Publicado: Vie Abr 22, 2016 10:40 am
por Domper
Aunque la 74º se hubiese lucido en Portugal, había sufrido pocas bajas, y eso significaba obviamente un cambio de aires en busca del calor. Del calorcito de los explosivos, claro, que Nazario Ballarín no creía que lo fuesen a mandar a un balneario. Tampoco le hubiese importado, pues estaba un poco cansado de tiros. En España había estado en el Ebro, donde casi deja la piel, y luego en Portugal había estado en el remate del cerco de Évora y en los últimos combates cerca de Sintra. Se había desempeñado bastante bien, y esperaba que le cayese algún galón más. Pero los señoritos lo veían con cara de niño y pensaron que un subteniente tenía que ser un hombre hecho y derecho, por lo que Nazario siguió con los galones de sargento primero. Lo malo es que le habían mandado otro barbilindo, un alférez recién estampillado, a mandar la sección. Esperaba que el nuevo, un tal García, se dejase aconsejar y no como ese inútil de Manrique que se hizo matar en Vila Nova.

A la división le dieron poco reposo. No habían tenido ni dos días de descanso cuando les ordenaron montar en camiones que los llevaron hacia Cáceres. Por el camino vieron las huellas de la batalla: casas arruinadas, vehículos abrasados, y largas hileras de prisioneros que marchaban a pie. Una vez en la ciudad extremeña montaron en un tren que les llevó hasta Algeciras. Por las ventanas el sargento vio la silueta del Peñón, donde ondeaba la rojigualda. Él había tenido que ver, y hasta le habían prometido la individual por eso, pero al capitán le habían apiolado al poco y nadie se acordó de Nazario. Eso sí, de haber llevado alguna estrella todo hubiesen sido parabienes. Ya se sabe, los sargentos cardan la lana y los oficiales se llevan la fama.
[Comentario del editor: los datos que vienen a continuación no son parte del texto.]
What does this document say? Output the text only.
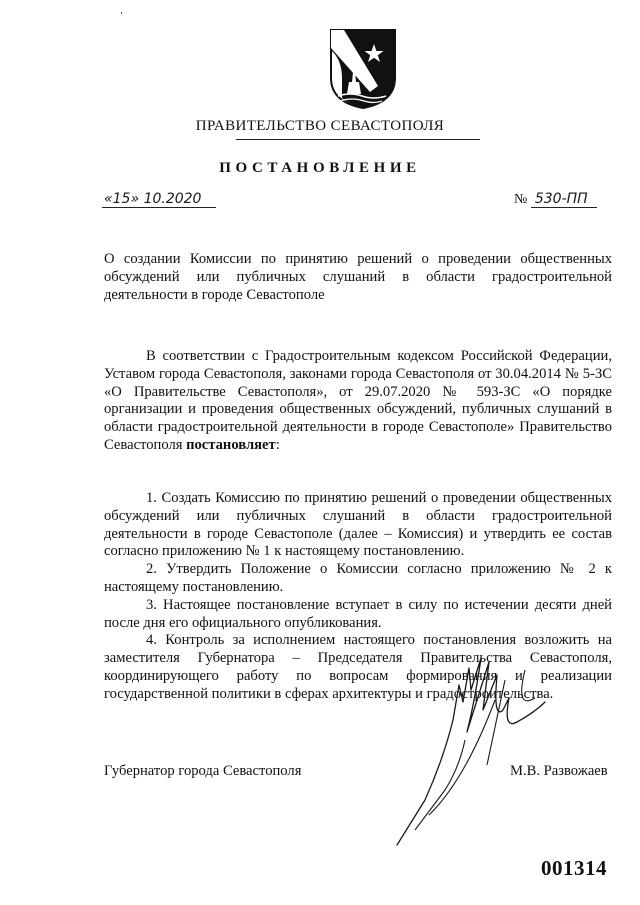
ПРАВИТЕЛЬСТВО СЕВАСТОПОЛЯ
ПОСТАНОВЛЕНИЕ
«15» 10.2020	№ 530-ПП
О создании Комиссии по принятию решений о проведении общественных обсуждений или публичных слушаний в области градостроительной деятельности в городе Севастополе
В соответствии с Градостроительным кодексом Российской Федерации, Уставом города Севастополя, законами города Севастополя от 30.04.2014 № 5-ЗС «О Правительстве Севастополя», от 29.07.2020 № 593-ЗС «О порядке организации и проведения общественных обсуждений, публичных слушаний в области градостроительной деятельности в городе Севастополе» Правительство Севастополя постановляет:

1. Создать Комиссию по принятию решений о проведении общественных обсуждений или публичных слушаний в области градостроительной деятельности в городе Севастополе (далее – Комиссия) и утвердить ее состав согласно приложению № 1 к настоящему постановлению.

2. Утвердить Положение о Комиссии согласно приложению № 2 к настоящему постановлению.

3. Настоящее постановление вступает в силу по истечении десяти дней после дня его официального опубликования.

4. Контроль за исполнением настоящего постановления возложить на заместителя Губернатора – Председателя Правительства Севастополя, координирующего работу по вопросам формирования и реализации государственной политики в сферах архитектуры и градостроительства.

Губернатор города Севастополя	М.В. Развожаев
001314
En Algeciras les montaron en un barco de Transmediterránea que los llevó hasta Tánger. Esa parte del camino no le hizo ninguna gracia a Nazario: aunque un par de bous escoltaban al barco, el que hubiesen repartido chalecos salvavidas no le parecía buen augurio, por lo que se quedó en cubierta, pensando que a una mala sería fácil saltar. Corría un poco de aire que levantaba cabrillas, que a Nazario, al que le daba miedo hasta la jofaina del aseo, le parecían torpedos de los herejes; pero la travesía transcurrió sin incidentes. Luego tocó montar en tren, en un largo viaje por un terreno que cada vez parecía más seco. Ni las estepas de los Monegros se parecían a esos secarrales. Tres días les llevó llegar a Marrakech, una ciudad que decían que era muy bonita pero que no pudo ver. Allí trasbordaron a un ferrocarril de vía estrecha que les llevó hasta Tantán, ya en pleno desierto. Nazario se esperaba otro viajecito en barco, pero no. Les condujeron a un gran campamento, donde estuvieron otros dos días más —largo se estaba haciendo todo—. Hasta que por fin les ordenaron marchar hasta el campo de aviación, donde esperaban varios trimotores de gran tamaño con insignias italianas.

El viaje en avión le gustó a Nazario aun menos que el del barco. No tenía paracaídas y no podía bajarse en marcha, por lo que si amanecía algún caza hereje lo más que podría hacer sería rezar. Pero la aviación inglesa estaba desaparecida en combate —nunca mejor dicho—, y sin más incidencias que unos cuantos meneos y alguna vomitona, aterrizaron en el pequeño aeródromo de Maspalomas.